What’s our principal possession as an instance of God’s church?  This building.

We need to give it up.  Not sell it but give it up. Let me explain as it has to do with mission. But I want us to reflect on mission being intrinsically entwined with hospitality. 

Steps in the right direction. But the music we offer. Flower festivals. Arts. So narrow. 

Broader range of music. More small scale activities. That draw communities, subcultures of Christchurch into this space. Not for us to organise them. They can organise how they use this space. Jesus hung out with all the wrong people. What would it mean for us to let “all the wrong people” use this building?

Our we putting our aesthetic preferences, prejudices? ahead of the gospel?

But this place is holy, some might say. But what do we mean by holy. Holy means set apart. 

But the part of this building that is set apart is the sanctuary. It’s set apart. That’s why we have the sanctuary rail from olden times to stop the animals from coming in. Not the children. The animals brought to market and so on. Not so much a question of new thinking but more the case of rediscovering forgotten ways.

Increasing the opportunity for drawing alongside. In our places of work, family, leisure. If you like, our relationships are our fishing nets. We must attend to them. 

When we draw alongside, we must be Christlike otherwise, nice building, shame about the people. We are all becoming Christians. We’re so not there yet.

And why will we do this? If we have the guts.

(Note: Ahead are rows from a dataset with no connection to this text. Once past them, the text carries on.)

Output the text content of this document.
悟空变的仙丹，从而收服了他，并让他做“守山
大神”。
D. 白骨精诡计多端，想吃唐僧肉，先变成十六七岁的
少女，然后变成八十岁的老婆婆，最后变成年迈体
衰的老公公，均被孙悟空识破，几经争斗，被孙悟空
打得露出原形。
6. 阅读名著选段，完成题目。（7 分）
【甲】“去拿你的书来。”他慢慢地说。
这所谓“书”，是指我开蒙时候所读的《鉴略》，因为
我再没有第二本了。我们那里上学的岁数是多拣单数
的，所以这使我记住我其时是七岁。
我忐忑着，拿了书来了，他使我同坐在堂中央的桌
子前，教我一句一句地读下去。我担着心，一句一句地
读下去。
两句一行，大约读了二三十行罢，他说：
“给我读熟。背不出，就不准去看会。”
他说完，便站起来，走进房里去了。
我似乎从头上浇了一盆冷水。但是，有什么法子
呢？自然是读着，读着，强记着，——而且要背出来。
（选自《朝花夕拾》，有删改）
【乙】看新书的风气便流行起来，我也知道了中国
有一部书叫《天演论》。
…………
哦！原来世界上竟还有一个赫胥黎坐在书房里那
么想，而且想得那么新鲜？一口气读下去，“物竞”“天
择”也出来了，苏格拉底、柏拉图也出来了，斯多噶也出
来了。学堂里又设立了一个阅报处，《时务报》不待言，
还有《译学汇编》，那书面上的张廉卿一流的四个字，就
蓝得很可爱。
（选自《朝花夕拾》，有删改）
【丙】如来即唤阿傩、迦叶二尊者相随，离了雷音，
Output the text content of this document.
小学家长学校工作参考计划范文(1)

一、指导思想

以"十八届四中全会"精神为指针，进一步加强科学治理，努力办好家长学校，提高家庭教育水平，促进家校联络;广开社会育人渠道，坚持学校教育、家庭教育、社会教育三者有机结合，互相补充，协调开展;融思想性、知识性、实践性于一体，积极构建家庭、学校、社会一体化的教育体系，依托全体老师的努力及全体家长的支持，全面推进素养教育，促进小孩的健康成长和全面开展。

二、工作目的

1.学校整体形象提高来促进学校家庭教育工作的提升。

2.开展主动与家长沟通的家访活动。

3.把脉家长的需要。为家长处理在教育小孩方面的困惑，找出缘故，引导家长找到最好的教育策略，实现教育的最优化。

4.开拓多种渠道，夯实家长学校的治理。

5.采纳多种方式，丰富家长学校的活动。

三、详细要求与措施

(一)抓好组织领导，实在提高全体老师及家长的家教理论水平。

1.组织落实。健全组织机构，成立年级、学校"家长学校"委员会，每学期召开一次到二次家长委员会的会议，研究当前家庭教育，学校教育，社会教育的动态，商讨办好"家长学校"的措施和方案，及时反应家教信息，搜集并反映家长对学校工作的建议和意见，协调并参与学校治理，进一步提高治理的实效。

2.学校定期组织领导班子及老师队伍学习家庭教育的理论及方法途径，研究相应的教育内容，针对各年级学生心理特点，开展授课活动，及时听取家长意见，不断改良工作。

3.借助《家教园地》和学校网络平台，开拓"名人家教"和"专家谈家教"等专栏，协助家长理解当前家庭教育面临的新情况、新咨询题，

So that we will meet God. They will bring God with them. Not our bringing God to them. 

You only meet God in the other. You do not meet God in yourself.

Christendom is over. 1700 years of history have passed. The Christian faith is now not the culture that defines our community but one of many subcultures amidst our community. How are we to be church now without abandoning our past? This building is representative of that challenge.

We must lose this building so that we may gain it, if you like. Hospitality understood as mission. Mission to ourselves.

If the purpose of the building is for us, then it is not a blessing for those around us. And if it is not a blessing for those around us, then it will never be a blessing for us either. And that’s our dominant experience. But if it becomes a blessing for those around us, then it becomes a blessing for us too. 

So what’s the shift of focus?

When we are focused on being in every way we can a blessing to our community, with our lives and with our bodies and ours souls and yes, this building, then God will bless us in ways we cannot yet envisage because our impoverished imaginations, impoverished by our preoccupation with survival.  But for as long as we are obsessed with our own survival as Christian subculture, with the preservation of this building, He will not, for we are ignoring all those who he has called us to minister to in our community now.

It’s all about Jesus. And our getting out of the way so that he can draw his people to him. 

The way we are as a community and the way we use this building are for so many in our local community obstacles to that end. We are getting in the way. By the power of the Holy Spirit, we must change.

“He judged the cause of the poor and needy; then it was well. Is not this to know me?”

“So therefore, none of you can become my disciple if you do not give up all your possessions.”

In this time of Lent, I pray that I have however fleetingly, be it intermittently, and doubtless erroneously nevertheless spoken faithfully in the name of Jesus, Our Lord, Our Saviour, Our Prophet, Our Priest, Our King. Amen.